Ignoring trans-affirming positions from the American Medical Association, the American Psychological Association, and the American Psychiatric Society, the two dredged up obscure and outdated scientific theories in an attempt to pathologize transgender people (thereby justifying their persecution), and then outlined a strategy for advancing anti-trans public policy. Specifically, FRC argues against providing trans people with access to gender-affirming healthcare, life-saving gender transition procedures, legal recognition, protection from discrimination, and the right to serve in the military.
But Sprigg and O’Leary didn’t come up with their anti-trans strategy all by themselves. Among the various sources upon which they drew in order to make their case against “transgenderism” was Janice Raymond, a lesbian scholar and infamous anti-trans activist.
Journalist Tina Vasquez documents that in 1980,
Raymond wrote a report for the Reagan administration called “Technology on the Social and Ethical Aspects of Transsexual Surgery,” which informed the official federal position on medical care for trans people. The paper’s conclusion reads, “The elimination of transsexualism is not best achieved by legislation prohibiting transsexual treatment and surgery, but rather by legislation that limits it and by other legislation that lessens the support given to sex-role stereotyping.”

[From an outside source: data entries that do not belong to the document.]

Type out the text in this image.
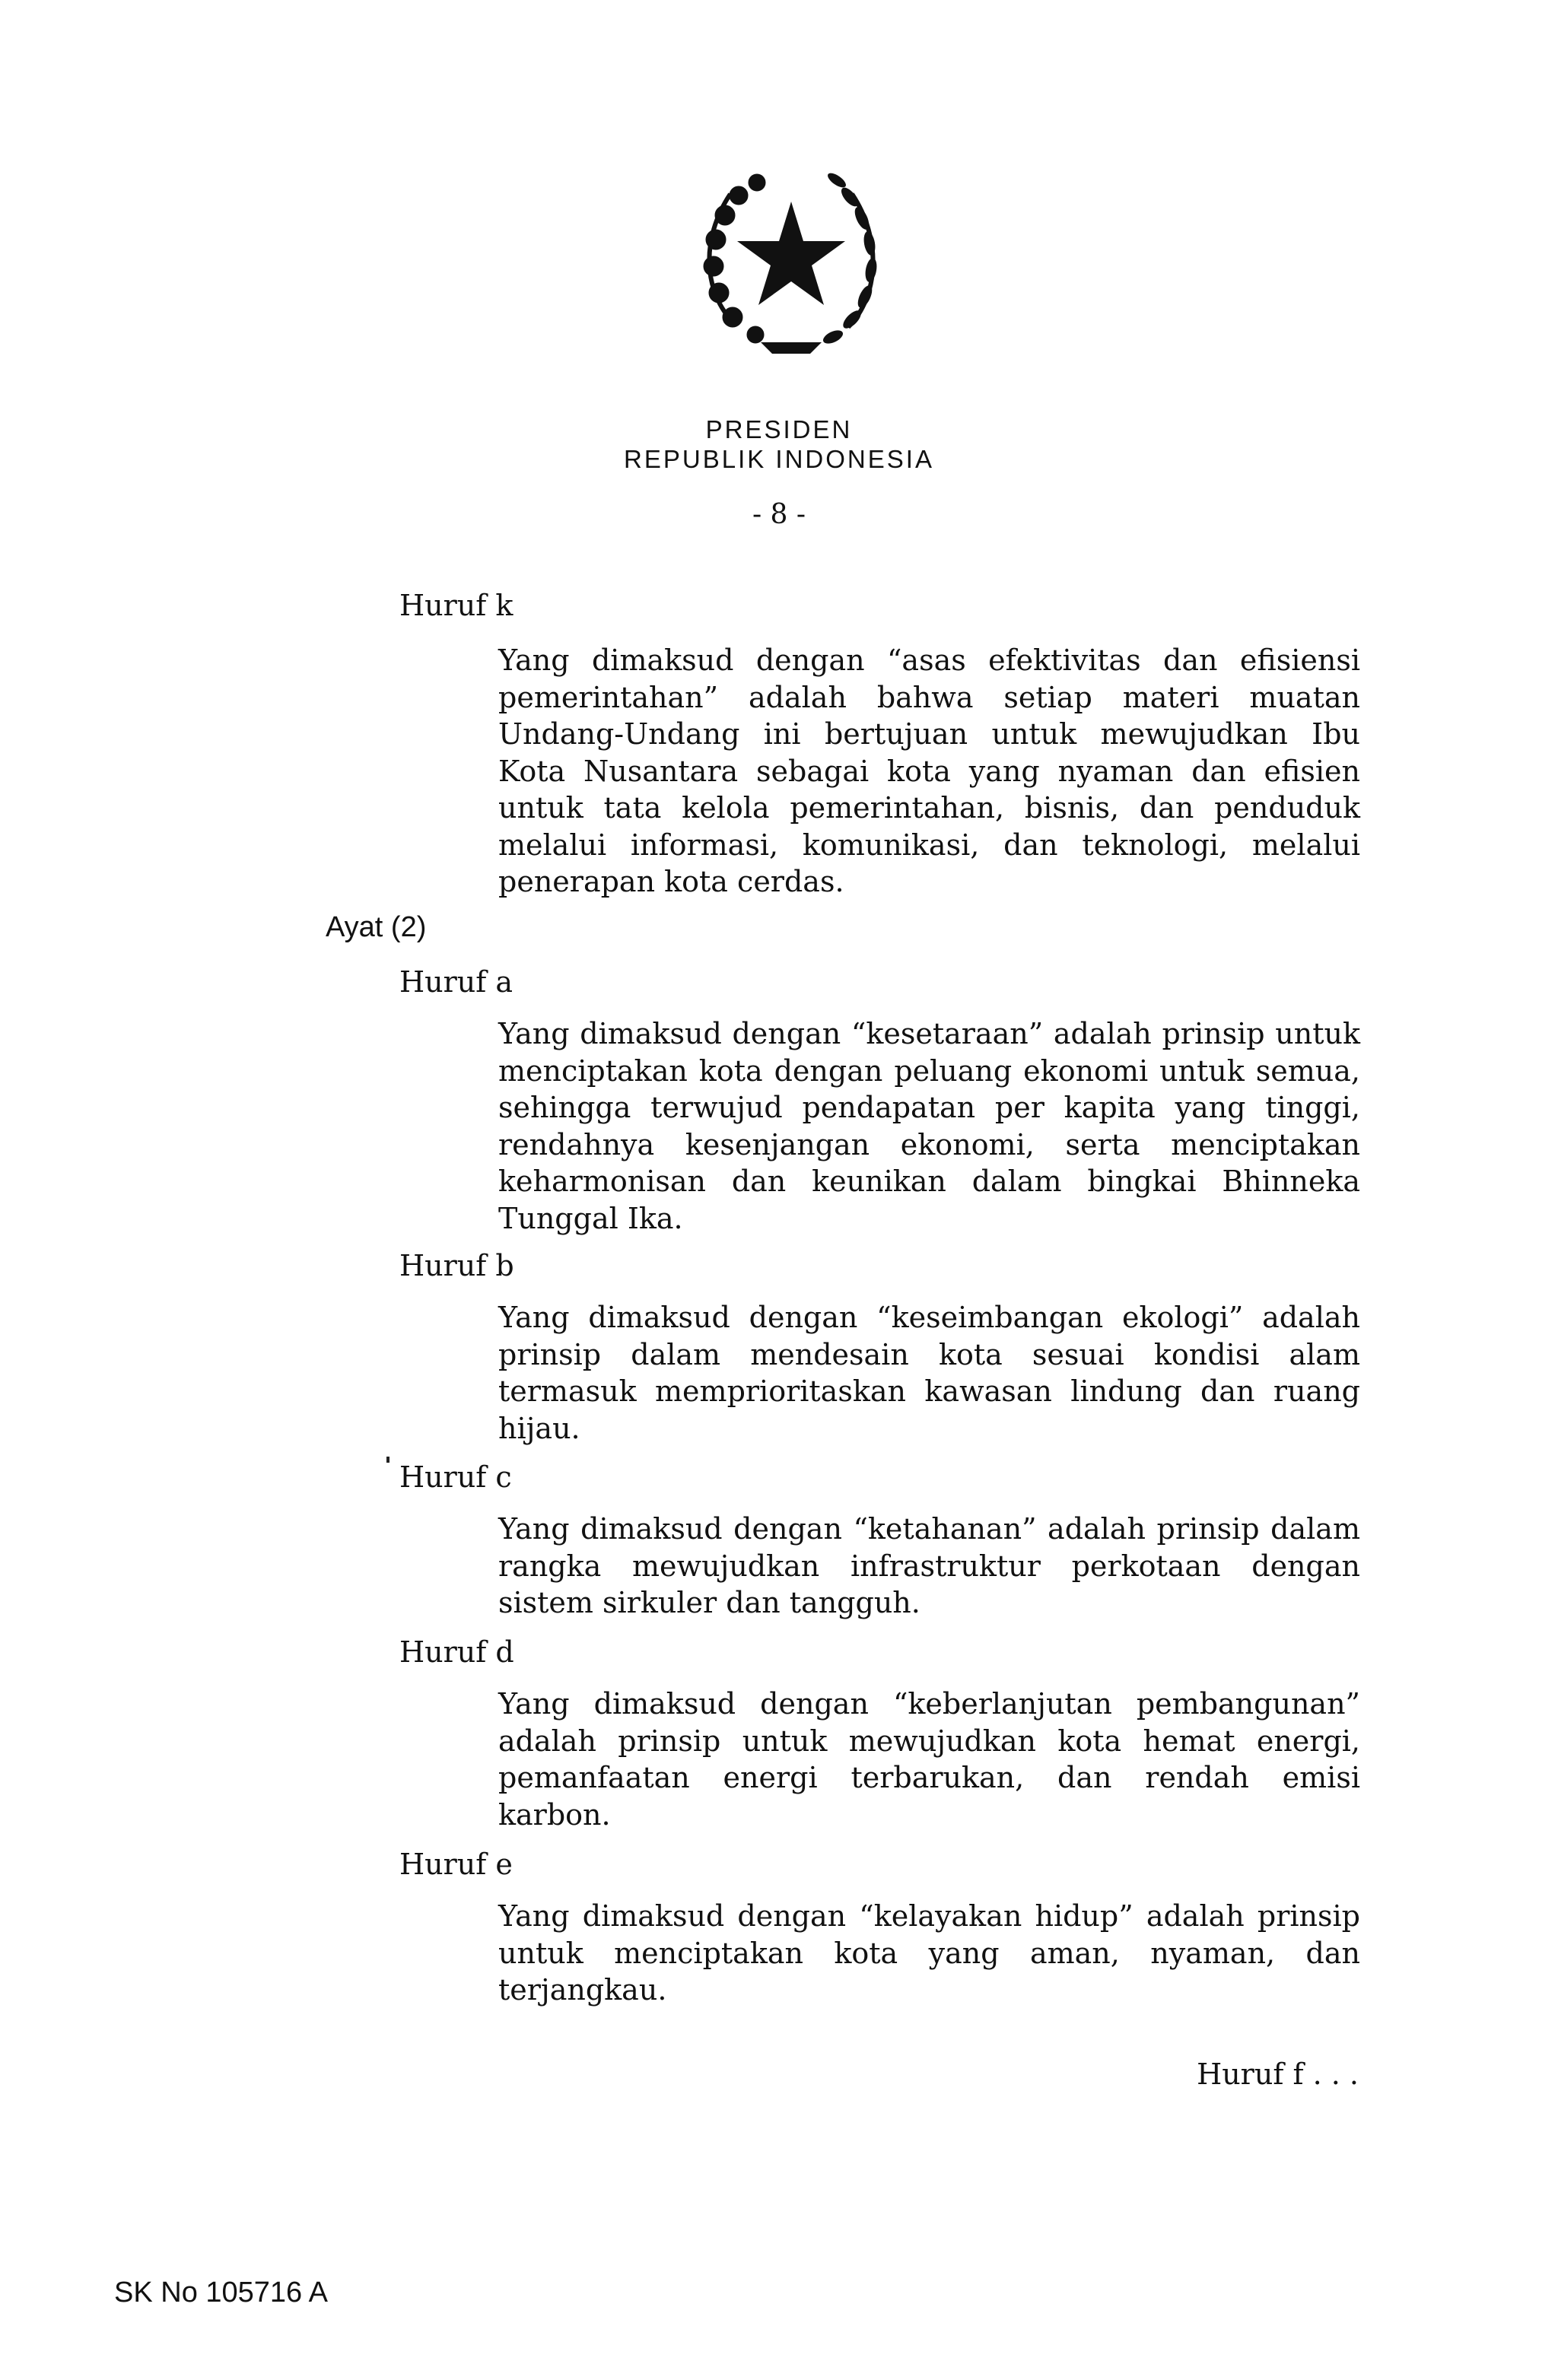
PRESIDEN
REPUBLIK INDONESIA
- 8 -
Huruf k
Yang dimaksud dengan “asas efektivitas dan efisiensi pemerintahan” adalah bahwa setiap materi muatan Undang-Undang ini bertujuan untuk mewujudkan Ibu Kota Nusantara sebagai kota yang nyaman dan efisien untuk tata kelola pemerintahan, bisnis, dan penduduk melalui informasi, komunikasi, dan teknologi, melalui penerapan kota cerdas.
Ayat (2)
Huruf a
Yang dimaksud dengan “kesetaraan” adalah prinsip untuk menciptakan kota dengan peluang ekonomi untuk semua, sehingga terwujud pendapatan per kapita yang tinggi, rendahnya kesenjangan ekonomi, serta menciptakan keharmonisan dan keunikan dalam bingkai Bhinneka Tunggal Ika.
Huruf b
Yang dimaksud dengan “keseimbangan ekologi” adalah prinsip dalam mendesain kota sesuai kondisi alam termasuk memprioritaskan kawasan lindung dan ruang hijau.
Huruf c
Yang dimaksud dengan “ketahanan” adalah prinsip dalam rangka mewujudkan infrastruktur perkotaan dengan sistem sirkuler dan tangguh.
Huruf d
Yang dimaksud dengan “keberlanjutan pembangunan” adalah prinsip untuk mewujudkan kota hemat energi, pemanfaatan energi terbarukan, dan rendah emisi karbon.
Huruf e
Yang dimaksud dengan “kelayakan hidup” adalah prinsip untuk menciptakan kota yang aman, nyaman, dan terjangkau.
Huruf f . . .
SK No 105716 A
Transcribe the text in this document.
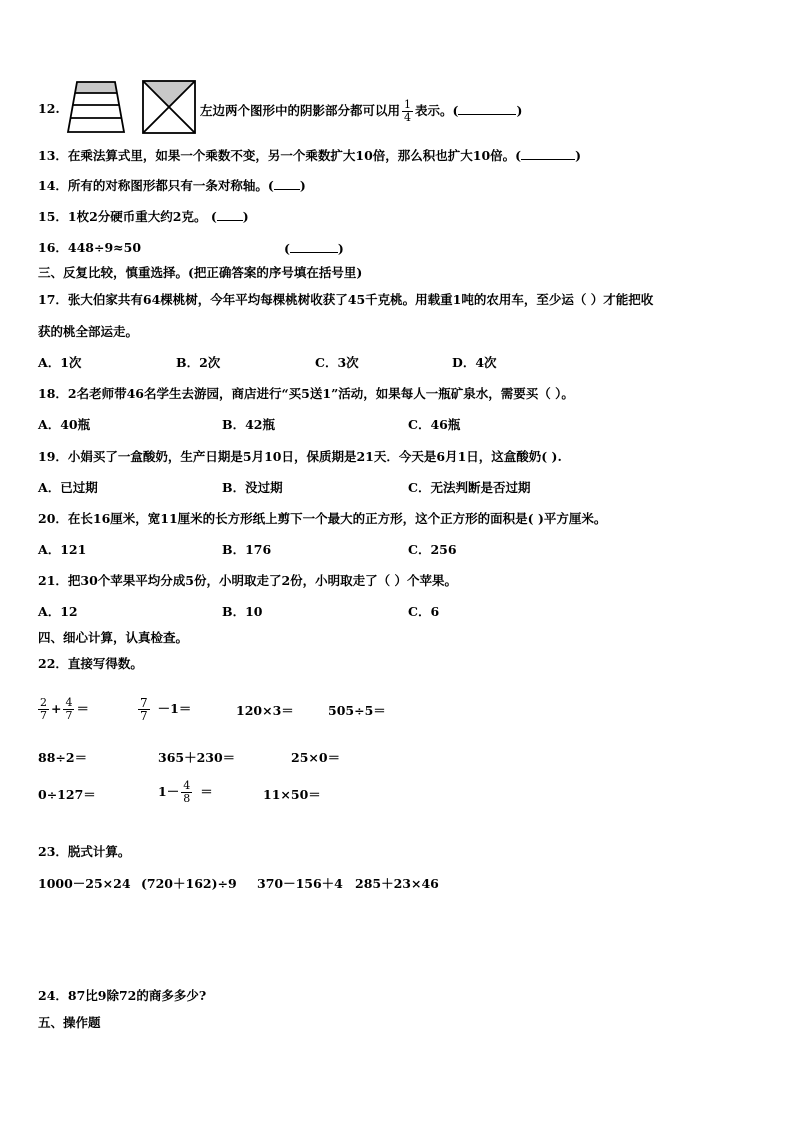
12.	左边两个图形中的阴影部分都可以用 $\frac{1}{4}$ 表示。(	)
13．在乘法算式里，如果一个乘数不变，另一个乘数扩大10倍，那么积也扩大10倍。(	)
14．所有的对称图形都只有一条对称轴。( )
15．1枚2分硬币重大约2克。 ( )
16．448÷9≈50	(	)
三、反复比较，慎重选择。(把正确答案的序号填在括号里)
17．张大伯家共有64棵桃树，今年平均每棵桃树收获了45千克桃。用载重1吨的农用车，至少运（ ）才能把收
获的桃全部运走。
A．1次	B．2次	C．3次	D．4次
18．2名老师带46名学生去游园，商店进行“买5送1”活动，如果每人一瓶矿泉水，需要买（ ）。
A．40瓶	B．42瓶	C．46瓶
19．小娟买了一盒酸奶，生产日期是5月10日，保质期是21天．今天是6月1日，这盒酸奶( ).
A．已过期	B．没过期	C．无法判断是否过期
20．在长16厘米，宽11厘米的长方形纸上剪下一个最大的正方形，这个正方形的面积是( )平方厘米。
A．121	B．176	C．256
21．把30个苹果平均分成5份，小明取走了2份，小明取走了（ ）个苹果。
A．12	B．10	C．6
四、细心计算，认真检查。
22．直接写得数。
$\frac{2}{7} + \frac{4}{7}$ ＝	$\frac{7}{7} -1=$	120×3＝	505÷5＝
88÷2＝	365＋230＝	25×0＝
0÷127＝	$1- \frac{4}{8}$ ＝	11×50＝
23．脱式计算。
1000－25×24 (720＋162)÷9 370－156＋4 285＋23×46
24．87比9除72的商多多少?
五、操作题
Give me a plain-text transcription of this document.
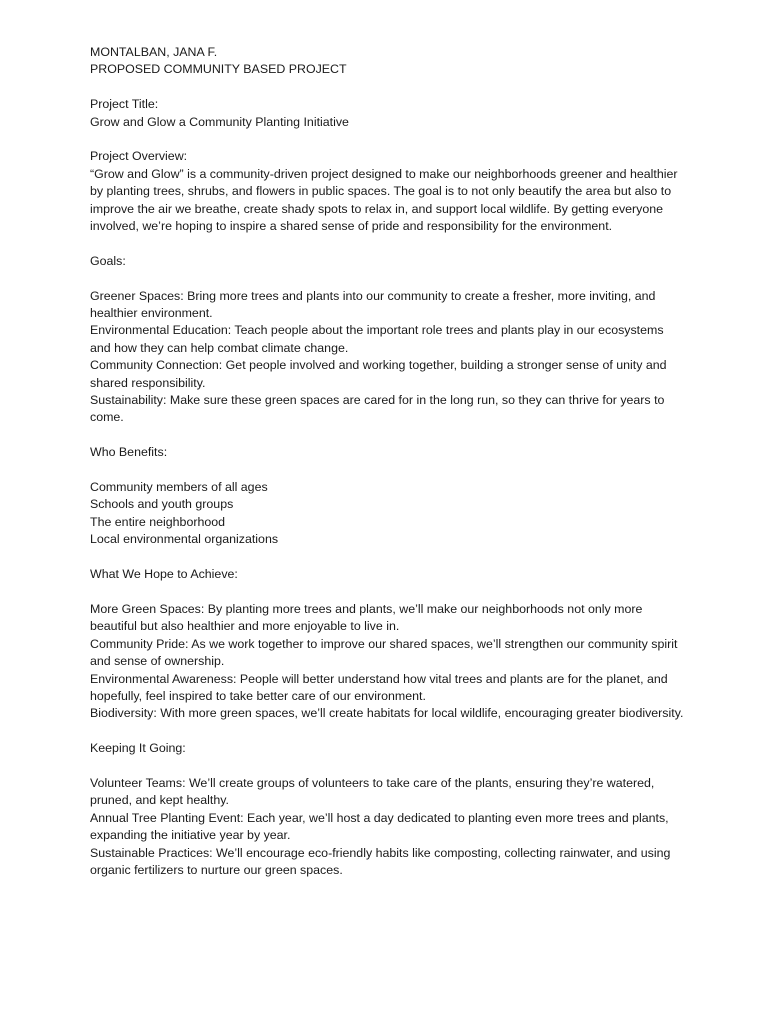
MONTALBAN, JANA F.

PROPOSED COMMUNITY BASED PROJECT

Project Title:

Grow and Glow a Community Planting Initiative

Project Overview:

“Grow and Glow” is a community-driven project designed to make our neighborhoods greener and healthier by planting trees, shrubs, and flowers in public spaces. The goal is to not only beautify the area but also to improve the air we breathe, create shady spots to relax in, and support local wildlife. By getting everyone involved, we’re hoping to inspire a shared sense of pride and responsibility for the environment.

Goals:

Greener Spaces: Bring more trees and plants into our community to create a fresher, more inviting, and healthier environment.

Environmental Education: Teach people about the important role trees and plants play in our ecosystems and how they can help combat climate change.

Community Connection: Get people involved and working together, building a stronger sense of unity and shared responsibility.

Sustainability: Make sure these green spaces are cared for in the long run, so they can thrive for years to come.

Who Benefits:

Community members of all ages

Schools and youth groups

The entire neighborhood

Local environmental organizations

What We Hope to Achieve:

More Green Spaces: By planting more trees and plants, we’ll make our neighborhoods not only more beautiful but also healthier and more enjoyable to live in.

Community Pride: As we work together to improve our shared spaces, we’ll strengthen our community spirit and sense of ownership.

Environmental Awareness: People will better understand how vital trees and plants are for the planet, and hopefully, feel inspired to take better care of our environment.

Biodiversity: With more green spaces, we’ll create habitats for local wildlife, encouraging greater biodiversity.

Keeping It Going:

Volunteer Teams: We’ll create groups of volunteers to take care of the plants, ensuring they’re watered, pruned, and kept healthy.

Annual Tree Planting Event: Each year, we’ll host a day dedicated to planting even more trees and plants, expanding the initiative year by year.

Sustainable Practices: We’ll encourage eco-friendly habits like composting, collecting rainwater, and using organic fertilizers to nurture our green spaces.
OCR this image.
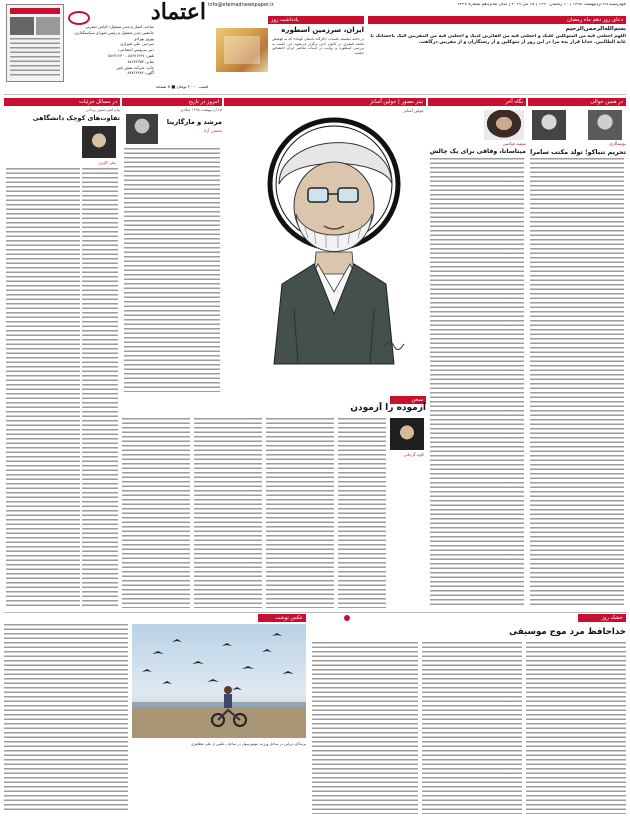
چهارشنبه ۲۵ اردیبهشت ۱۳۹۸ | ۱۰ رمضان ۱۴۴۰ | ۱۵ می ۲۰۱۹ | سال شانزدهم شماره ۴۳۲۷
info@etemadnewspaper.ir
صاحب امتیاز و مدیر مسئول: الیاس حضرتی
جانشین مدیر مسئول و رئیس شورای سیاستگذاری: بهروز بهزادی
سردبیر: علی شیرازی
دبیر سرویس اجتماعی:
تلفن: ۸۸۶۷۱۲۴۷ - ۸۸۶۷۱۲۳۰
نمابر: ۸۸۶۷۲۳۵۳
چاپ: شرکت نقش یاس
آگهی: ۸۸۷۲۴۴۸۴
اعتماد
قیمت ۲۰۰۰ تومان ■ ۸ صفحه
یادداشت روز
ایران، سرزمین اسطوره
در ادامه سلسله جلسات «کارگاه داستان کوتاه» که به کوشش محمد قیصری در کانون ادبی برگزار می‌شود، این جلسه به بررسی اسطوره و روایت در ادبیات معاصر ایران اختصاص داشت.
دعای روز دهم ماه رمضان
بسم‌الله‌الرحمن‌الرحیم
اللهم اجعلنی فیه من المتوکلین علیک و اجعلنی فیه من الفائزین لدیک و اجعلنی فیه من المقربین الیک باحسانک یا غایة الطالبین. خدایا قرار بده مرا در این روز از متوکلین و از رستگاران و از مقربین درگاهت.
در همین حوالی
نوستالژی
تحریم تنباکو؛ تولد مکتب سامرا
نگاه آخر
سمیه فیاضی
میتاساتا، وفاقی برای یک چالش
تیتر مصور | جولین آسانژ
جولین آسانژ
امروز در تاریخ
۲۵ اردیبهشت ۱۳۹۸ میلادی
مرشد و مارگاریتا
محسن آزاد
در مسائل جزئیات
پیام امیرحسین یزدانی
تفاوت‌های کوچک دانشگاهی
علی اکبری
سخن
آزموده را آزمودن
کاوه گرجانی
عکس نوشت
پرندگان دریایی در ساحل ورزنه، موتورسوار در ساحل، عکس از علی مظاهری
خشک روز
خداحافظ مرد موج موسیقی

Another example of right-wing players building off of TERF scholarship features Dr. Paul McHugh, professor of psychiatry at Johns Hopkins University. As a member of the American College of Pediatricians, a right-wing breakaway group that split from the American Academy of Pediatrics in 2002, McHugh co-authored a new position statement this past March that claims that respecting transgender children’s identities causes them harm and is akin to “child abuse.”
Among McHugh’s primary sources? Sheila Jeffreys, another lesbian scholar and anti-trans activist who, like Janice Raymond, is deemed a TERF by advocates for trans justice. Jeffreys recently retired after 24 years of teaching at the University of Melbourne but remains highly influential. She refers to gender-affirmation surgery (also known as gender-reassignment surgery) as a form of mutilation and describes the “practice of transgenderism” as harmful and a “human rights violation.”
While the Right lays siege to some of the most vulnerable members of the LGBTQ community (made especially vulnerable by historic and ongoing neglect and exclusion by the mainstream gay and lesbian movement), it’s TERFs who may actually be guilty of drafting their talking points, adding fuel to the fire of this dangerous anti-trans frenzy.